The instrumental variables (IV) estimator

Summary

  • Setup: same number of instruments as explanatory variables
    • Random sample \(\left( y_i,x_i,z_i \right)\) for \(i=1, \ldots ,n\) where \(x_i\) is \(k×1\) and \(z_i\) is \(k×1\)
    • A linear regression model, \(y_i=x'_iβ+ε_i\)
    • Exogeneity fails, \(E\left( ε_i \mid x_i \right)≠0\)
    • z-variables are instruments, \(E\left( ε_i|z_i \right)=0\) and \(E\left( z_ix'_i \right)=Σ_{zx'}\) is \(k×k\) and invertible
  • Suppose further that \(Var\left( ε_i|z_i \right)=σ^2\) .
  • True moments:

\[E\left( {z_iε}_i \right)=E\left( z_i\left( y_i-x'_iβ \right) \right)=0\]

  • Sample moments

\[ \frac{1}{n}\sum_{i=1}^{n}{ z_i\left( y_i-x'_iβ \right) }\]

  • The method of moments estimator for this model is called the instrumental variables (IV) estimator :

\[b_{IV}={\left( \sum_{i=1}^{n}{ z_ix'_i } \right)}^{-1}\sum_{i=1}^{n}{ z_iy_i }={\left( Z'X \right)}^{-1}Z'y\]

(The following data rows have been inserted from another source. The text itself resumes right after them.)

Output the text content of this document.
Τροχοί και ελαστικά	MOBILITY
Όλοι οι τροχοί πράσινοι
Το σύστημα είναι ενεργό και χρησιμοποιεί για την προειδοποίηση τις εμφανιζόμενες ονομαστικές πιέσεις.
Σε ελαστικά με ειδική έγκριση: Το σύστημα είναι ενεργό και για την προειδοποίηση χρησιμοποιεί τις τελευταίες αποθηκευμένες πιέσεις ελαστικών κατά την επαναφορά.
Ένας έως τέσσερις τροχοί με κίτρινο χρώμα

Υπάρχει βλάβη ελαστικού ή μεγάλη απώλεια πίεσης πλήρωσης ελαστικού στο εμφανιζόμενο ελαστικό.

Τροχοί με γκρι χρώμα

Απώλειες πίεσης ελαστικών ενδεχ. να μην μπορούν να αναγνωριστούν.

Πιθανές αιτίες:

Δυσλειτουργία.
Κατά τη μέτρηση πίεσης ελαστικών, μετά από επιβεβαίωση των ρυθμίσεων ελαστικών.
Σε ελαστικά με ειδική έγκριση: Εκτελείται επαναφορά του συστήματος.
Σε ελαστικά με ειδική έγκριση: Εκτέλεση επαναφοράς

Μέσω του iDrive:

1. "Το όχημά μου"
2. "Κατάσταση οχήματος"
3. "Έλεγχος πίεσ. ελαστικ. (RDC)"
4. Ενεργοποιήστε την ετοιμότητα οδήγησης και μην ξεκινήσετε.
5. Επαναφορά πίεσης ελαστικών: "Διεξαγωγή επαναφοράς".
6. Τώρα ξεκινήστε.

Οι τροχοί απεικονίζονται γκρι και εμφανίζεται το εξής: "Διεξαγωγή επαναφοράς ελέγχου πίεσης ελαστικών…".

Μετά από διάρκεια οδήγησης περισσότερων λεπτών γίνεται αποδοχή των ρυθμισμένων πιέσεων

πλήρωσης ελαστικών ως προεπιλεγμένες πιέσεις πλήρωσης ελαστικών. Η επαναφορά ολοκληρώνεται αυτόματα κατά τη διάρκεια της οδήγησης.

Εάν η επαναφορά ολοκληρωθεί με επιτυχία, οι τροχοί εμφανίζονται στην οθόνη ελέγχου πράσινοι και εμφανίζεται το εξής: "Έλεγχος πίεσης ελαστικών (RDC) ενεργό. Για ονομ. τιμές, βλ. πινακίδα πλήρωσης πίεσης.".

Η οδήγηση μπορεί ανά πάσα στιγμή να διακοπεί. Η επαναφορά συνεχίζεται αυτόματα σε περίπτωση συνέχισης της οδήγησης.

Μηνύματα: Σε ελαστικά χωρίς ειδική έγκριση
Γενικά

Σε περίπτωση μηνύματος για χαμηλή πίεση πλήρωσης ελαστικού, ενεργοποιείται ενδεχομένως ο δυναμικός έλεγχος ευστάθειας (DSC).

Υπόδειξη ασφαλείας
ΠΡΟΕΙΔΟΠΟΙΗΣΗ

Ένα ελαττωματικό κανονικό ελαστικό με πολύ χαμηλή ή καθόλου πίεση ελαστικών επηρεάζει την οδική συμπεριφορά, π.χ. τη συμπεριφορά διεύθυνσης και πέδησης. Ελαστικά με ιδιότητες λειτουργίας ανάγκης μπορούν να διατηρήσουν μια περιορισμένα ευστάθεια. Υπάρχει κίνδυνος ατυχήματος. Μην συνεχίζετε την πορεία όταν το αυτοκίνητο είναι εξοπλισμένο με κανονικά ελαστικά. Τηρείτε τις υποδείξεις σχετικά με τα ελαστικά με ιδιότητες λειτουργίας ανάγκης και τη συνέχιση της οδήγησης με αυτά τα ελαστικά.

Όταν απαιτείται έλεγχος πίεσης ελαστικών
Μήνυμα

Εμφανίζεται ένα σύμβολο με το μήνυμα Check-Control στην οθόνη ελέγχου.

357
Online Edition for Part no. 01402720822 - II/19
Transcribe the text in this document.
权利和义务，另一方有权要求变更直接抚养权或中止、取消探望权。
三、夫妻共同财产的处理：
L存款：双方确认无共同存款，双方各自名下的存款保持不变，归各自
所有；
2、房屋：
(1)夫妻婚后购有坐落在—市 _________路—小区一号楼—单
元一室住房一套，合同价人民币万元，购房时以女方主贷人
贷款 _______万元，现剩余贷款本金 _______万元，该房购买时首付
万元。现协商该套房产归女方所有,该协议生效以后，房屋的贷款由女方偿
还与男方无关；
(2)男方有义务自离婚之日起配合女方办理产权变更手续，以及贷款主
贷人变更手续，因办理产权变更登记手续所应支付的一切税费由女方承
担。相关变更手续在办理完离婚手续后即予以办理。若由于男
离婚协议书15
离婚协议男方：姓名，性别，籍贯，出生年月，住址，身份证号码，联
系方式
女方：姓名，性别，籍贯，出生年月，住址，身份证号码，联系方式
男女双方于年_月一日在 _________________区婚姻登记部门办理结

  • It is not possible to find \(E\left( b_{IV} \right)\) or \(E\left( b_{IV}|X \right)\) or \(Var\left( b_{IV}|X \right)\) (The IV estimator has no small sample properties).
  • Result: The IV estimator is consistent and asymptotically normal. As an estimator of \(Var\left( b_{IV} \right)\) we use

\[s^2{\left( X'P_ZX \right)}^{-1}\]

  • where \(P_Z=Z{\left( Z'Z \right)}^{-1}Z'\) and \(s^2= \frac{1}{n}\sum{ e_i^2 }\) where \(e_i=y_i-x_i'b_{IV}\) are the IV residuals.